Haii, I’m MelinaJulia.I have a dysthymic disorder (slight prolonged depression.)
And these are my best things I have done (:
- I was sitting on an app called Daylio, okay.. Wait with the prejudices.
Daylio is an app where you keep track of everything you’ve done. So you select a few things you’ve done every day; Once or twice a day. So if you’re on the app, for example, you’ll select School, groceries, and gaming. That’s what you’ve done then. And so you can keep it more and more. Or, you’re adding how you feel. That’s what I did. I added ‘ uncomfortable ‘ and ‘ depressed ‘ to the list of things you could select, but also people I talked to like ‘ friends ‘ or ‘ board game ‘ I soon had something of 30 things in the list of things I could do. Because hey, cycling is also something you do! Public transport too! So in that way I realised that I actually did best and hope. And with those uncomfortable and depression boxes, I learned that you can feel terrible physically but also mentally. And I learned that if I felt physically bad, that didn’t have to be mentally too. I mean, that I have abdominal pain does not mean that I cannot have a smile on me face? And so on. It really worked very well for me, at some point I am working too busy which I unfortunately had no time for (to fill in everything) but I still benefit from it.
Yes, you can. And it certainly helped! I cannot be in bed for a long time now. I feel so uncomfortable when I am lying in bed for a long time.. Really terrible. So when I go out of bed; Equal everyday clothes! Very sometimes I do have a pajama day or I keep my pajamas a little longer in connection with showering, but otherwise nothing.
Listen: You have of those people who are always depressed and perhaps nice.. But they send. They don’t receive anything, so they just talk and talk about themselves and they don’t ask how it goes with you and certainly not intensive. Send them. And if they feel terrible, they constantly ask for advice even though you have already given it 10 + times but they do not listen. If you are so, know that is okay. I also know no one who has not been through such a phase; Because that’s it too. (For many though.) Good that you realize this and maybe ask around you what you can do. Do not try to be ‘ sensitive ‘ too harsh. And then not that faint of ‘ are you a slappeling? ‘ No, that moment in which you cannot have anything. Fast emotionally etc. If you are, look at it too. In The times when I was emotional and sensitive, I was off my autism group. I was slowly building up for 2 months ever more emotionally. Not sad, but fast angry and all the way back and forth between all the emotions.Also beware if you are in such a situation, do not make sure you have a burnout or stay in bed again.If something like that happened, slowly build everything up again. Even if you do a little shopping on a whole day. As long as you do something .Keep eating too. If only an apple or some yogurt. (No chips. If you have nothing to do, you can also become depriester.)
Just a day at nothing.That’s what so many people do, more than you think.Just a day all for yourself to do your own thing and recharge after all the energy that is pulled out at you. That is allowed. And it’s delicious. My charging days consist of TV, dog leaving, riding noodle soup making and painting or reading book. Totally top right?

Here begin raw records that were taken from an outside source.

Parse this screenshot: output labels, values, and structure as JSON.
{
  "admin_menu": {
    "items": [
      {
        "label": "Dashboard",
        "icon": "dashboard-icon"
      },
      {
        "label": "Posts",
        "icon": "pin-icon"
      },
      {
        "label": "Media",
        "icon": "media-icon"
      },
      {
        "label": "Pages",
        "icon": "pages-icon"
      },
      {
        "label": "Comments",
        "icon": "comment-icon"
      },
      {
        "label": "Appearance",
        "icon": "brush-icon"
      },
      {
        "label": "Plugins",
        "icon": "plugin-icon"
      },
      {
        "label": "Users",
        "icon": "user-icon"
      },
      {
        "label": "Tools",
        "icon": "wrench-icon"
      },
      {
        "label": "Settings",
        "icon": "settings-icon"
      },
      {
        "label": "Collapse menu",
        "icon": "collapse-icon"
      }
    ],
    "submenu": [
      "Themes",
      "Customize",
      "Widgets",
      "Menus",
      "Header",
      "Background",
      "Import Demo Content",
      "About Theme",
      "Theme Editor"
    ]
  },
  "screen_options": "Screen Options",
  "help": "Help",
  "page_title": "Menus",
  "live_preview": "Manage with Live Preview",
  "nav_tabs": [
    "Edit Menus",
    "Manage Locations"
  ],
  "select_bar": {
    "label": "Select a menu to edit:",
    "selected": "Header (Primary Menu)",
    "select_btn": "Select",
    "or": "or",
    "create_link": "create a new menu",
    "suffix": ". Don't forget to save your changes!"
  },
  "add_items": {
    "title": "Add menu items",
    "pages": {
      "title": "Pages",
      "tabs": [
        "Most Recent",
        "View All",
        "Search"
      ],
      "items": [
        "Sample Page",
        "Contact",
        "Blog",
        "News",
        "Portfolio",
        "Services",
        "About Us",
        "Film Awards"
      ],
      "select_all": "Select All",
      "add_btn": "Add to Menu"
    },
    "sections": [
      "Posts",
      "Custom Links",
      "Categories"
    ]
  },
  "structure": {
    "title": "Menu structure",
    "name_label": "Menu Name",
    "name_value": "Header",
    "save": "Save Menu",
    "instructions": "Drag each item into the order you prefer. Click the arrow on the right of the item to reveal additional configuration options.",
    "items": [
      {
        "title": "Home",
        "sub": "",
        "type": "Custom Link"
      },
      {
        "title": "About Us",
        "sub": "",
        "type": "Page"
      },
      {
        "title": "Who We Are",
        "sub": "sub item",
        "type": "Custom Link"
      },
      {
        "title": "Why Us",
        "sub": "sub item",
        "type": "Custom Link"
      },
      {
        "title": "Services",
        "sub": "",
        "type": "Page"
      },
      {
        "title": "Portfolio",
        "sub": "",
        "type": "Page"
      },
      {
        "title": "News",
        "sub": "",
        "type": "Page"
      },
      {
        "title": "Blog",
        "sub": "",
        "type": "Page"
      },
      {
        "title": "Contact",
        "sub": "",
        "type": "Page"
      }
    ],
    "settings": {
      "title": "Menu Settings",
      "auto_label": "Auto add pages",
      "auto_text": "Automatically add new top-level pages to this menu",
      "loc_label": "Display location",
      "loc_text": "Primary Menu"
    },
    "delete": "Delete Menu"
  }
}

The thing is, if you find that you are lonely, then you think nothing other than that. This is what happened when I was still on that autism group; I sat K and E doing karaoke together and I felt lonely, it came in rock hard and I didn’t know what to do. I sat down with the sociotherapist (also called a supervisor) and talked about it. She said that I was actually very social! I was completely amazed. We agreed that we would go in again and write down what I did not do in terms of social actions. Well, I had a conversation with 2 people and much more. So I constantly thought I was lonely.. I wasn’t at all! So this is a tip if you feel alone. Write on all the social things you have done; Smiling at someone, talking to someone, getting food. Even if it’s with your parents! Yes, you can also feel lonely and don’t really have many people around you. But look for those, you have enough clubs and activities, it’s just a search! You can also go on a sport, slowly building up can always. And hey, Bordspel evenings also exist! You really have a lot of ways to be more active. But be sure that those people also have a bit of the same interests as you. (Or build interests. Especially if you have autism then it is good to go looking for the interest.) Because if they do not have the same interests or do not work like you, you can soon end up in the situation (like me now) where your best friend has not said or sent anything for 3/2 weeks because he has exams and is a gigantic introvert and book addict , so he never really sits on his phone. Useful.. (I’ll save me though!)
But especially recognizing yourself. Because I’ve accepted myself, it’s going to be better many times. Also know that depression is hereditary. From the point I started taking those charging days and accepting me depression too, I have been able to do everything. I now go to concerts and walk every day with the dog. I also had so much guidance and a therapist, they all helped. But, you have to be open to it. If you are not open to the help, then it cannot help you. I mean you can’t paint the room even if the doors of the house are locked. (Through the window become a little tricky.) Know, too, that depression comes from anger. Sounds weird, I know I myself was completely angry about why that was said, but it is like that. I also get stressexceem when I feel depressed. (;
Best of luck, and I am there if you have any questions.
Tackle stuff and FF Travel has given me new energy.